Bouygues Telecom et Orange devraient se référer à l’Autorité française. Iliad, en revanche, devra déposer le dossier à Bruxelles, en raison du poids de son activité en dehors de la France.
Les groupes concernés ont déjà exprimé leur préférence pour un traitement du dossier en France.
Le risque d’une hausse des prix
La question du prix des abonnements sera également l’un des sujets centraux de l’examen. Benoît Coeuré estime qu’il est « naturel » de s’interroger sur l’impact tarifaire d’un passage de quatre à trois opérateurs.
Moins d’acteurs sur un marché peut réduire la pression concurrentielle. Les autorités devront donc évaluer si cette concentration pourrait entraîner une hausse des prix pour les consommateurs.
Le président de l’Autorité de la concurrence rappelle aussi un précédent important : en 2005, Orange, SFR et Bouygues Telecom avaient été condamnés à une amende de 534 millions d’euros pour entente illicite.
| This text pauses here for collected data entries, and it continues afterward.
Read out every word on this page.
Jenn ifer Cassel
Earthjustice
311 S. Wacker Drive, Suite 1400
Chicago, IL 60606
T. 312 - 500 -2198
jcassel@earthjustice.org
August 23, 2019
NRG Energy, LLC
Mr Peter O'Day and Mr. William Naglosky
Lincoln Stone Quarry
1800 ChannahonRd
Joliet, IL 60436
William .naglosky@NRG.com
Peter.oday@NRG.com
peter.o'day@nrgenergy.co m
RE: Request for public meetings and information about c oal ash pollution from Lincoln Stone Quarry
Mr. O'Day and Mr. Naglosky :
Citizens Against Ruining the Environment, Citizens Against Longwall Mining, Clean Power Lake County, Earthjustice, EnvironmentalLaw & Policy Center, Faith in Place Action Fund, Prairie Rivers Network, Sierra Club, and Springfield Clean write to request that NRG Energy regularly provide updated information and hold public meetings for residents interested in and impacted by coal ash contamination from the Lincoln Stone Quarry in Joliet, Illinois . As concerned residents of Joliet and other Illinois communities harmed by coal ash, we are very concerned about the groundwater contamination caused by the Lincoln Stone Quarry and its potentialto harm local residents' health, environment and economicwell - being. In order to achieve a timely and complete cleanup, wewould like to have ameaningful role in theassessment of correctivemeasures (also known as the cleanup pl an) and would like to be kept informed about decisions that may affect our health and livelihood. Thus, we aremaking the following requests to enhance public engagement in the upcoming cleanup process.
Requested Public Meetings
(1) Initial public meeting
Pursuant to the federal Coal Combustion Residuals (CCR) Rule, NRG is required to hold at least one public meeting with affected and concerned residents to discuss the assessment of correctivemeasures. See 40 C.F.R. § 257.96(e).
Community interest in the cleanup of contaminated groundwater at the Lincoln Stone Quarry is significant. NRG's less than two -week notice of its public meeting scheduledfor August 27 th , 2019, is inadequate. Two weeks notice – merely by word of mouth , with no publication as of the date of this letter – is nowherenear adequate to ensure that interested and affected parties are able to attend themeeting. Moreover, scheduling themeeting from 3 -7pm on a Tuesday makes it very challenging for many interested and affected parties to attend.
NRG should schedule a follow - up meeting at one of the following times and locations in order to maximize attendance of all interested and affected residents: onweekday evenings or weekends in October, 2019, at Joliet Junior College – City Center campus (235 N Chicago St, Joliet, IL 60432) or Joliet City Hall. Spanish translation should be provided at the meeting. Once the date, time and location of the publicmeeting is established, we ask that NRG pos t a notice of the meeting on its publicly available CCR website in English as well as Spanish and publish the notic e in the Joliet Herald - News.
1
Ils avaient été sanctionnés pour avoir échangé des informations stratégiques et s’être entendus afin de préserver leurs parts de marché.
Un risque de coordination entre opérateurs
Au-delà des prix, l’Autorité de la concurrence s’inquiète aussi d’un possible renforcement de la coordination entre opérateurs.
Benoît Coeuré évoque notamment la structure temporaire qui doit héberger certains actifs de SFR pendant la période de transition. Cette structure pourrait fonctionner pendant plusieurs mois, voire plusieurs années, le temps que les opérateurs se répartissent les clients et les activités.
Cette phase sera particulièrement sensible. Pour le président de l’Autorité, il faudra veiller à ce que cette structure ne permette pas aux opérateurs d’échanger des informations sensibles ou de coordonner leur comportement commercial.
La politique commerciale menée pendant cette période transitoire fera donc partie des points examinés de près.
Démontrer les bénéfices de l’opération
Bouygues Telecom, Free et Orange défendent l’idée que ce rachat leur permettrait de renforcer leurs capacités d’investissement, notamment dans les réseaux, l’intelligence artificielle, la cybersécurité ou les centres de données. Mais ces arguments devront être prouvés.
Benoît Coeuré indique qu’il appartiendra aux opérateurs de présenter leurs gains d’efficacité aux autorités de concurrence. Ces bénéfices devront être spécifiques à l’opération, vérifiables, si possible quantifiables, et transmis en partie aux consommateurs.
Le président de l’Autorité précise que les gains pour les consommateurs ne se mesurent pas uniquement à travers les prix. Ils peuvent aussi prendre la forme d’une meilleure qualité de service, à condition que ce bénéfice soit démontrable.
Le rachat de SFR intervient alors que la Commission européenne a lancé en mai une consultation publique sur de nouvelles lignes directrices concernant les concentrations d’entreprises.Pour Benoît Coeuré, ces nouvelles lignes directrices représentent un tournant dans la politique de concurrence en Europe. Elles ne modifient pas le droit de la concurrence, mais la manière dont la Commission applique les textes.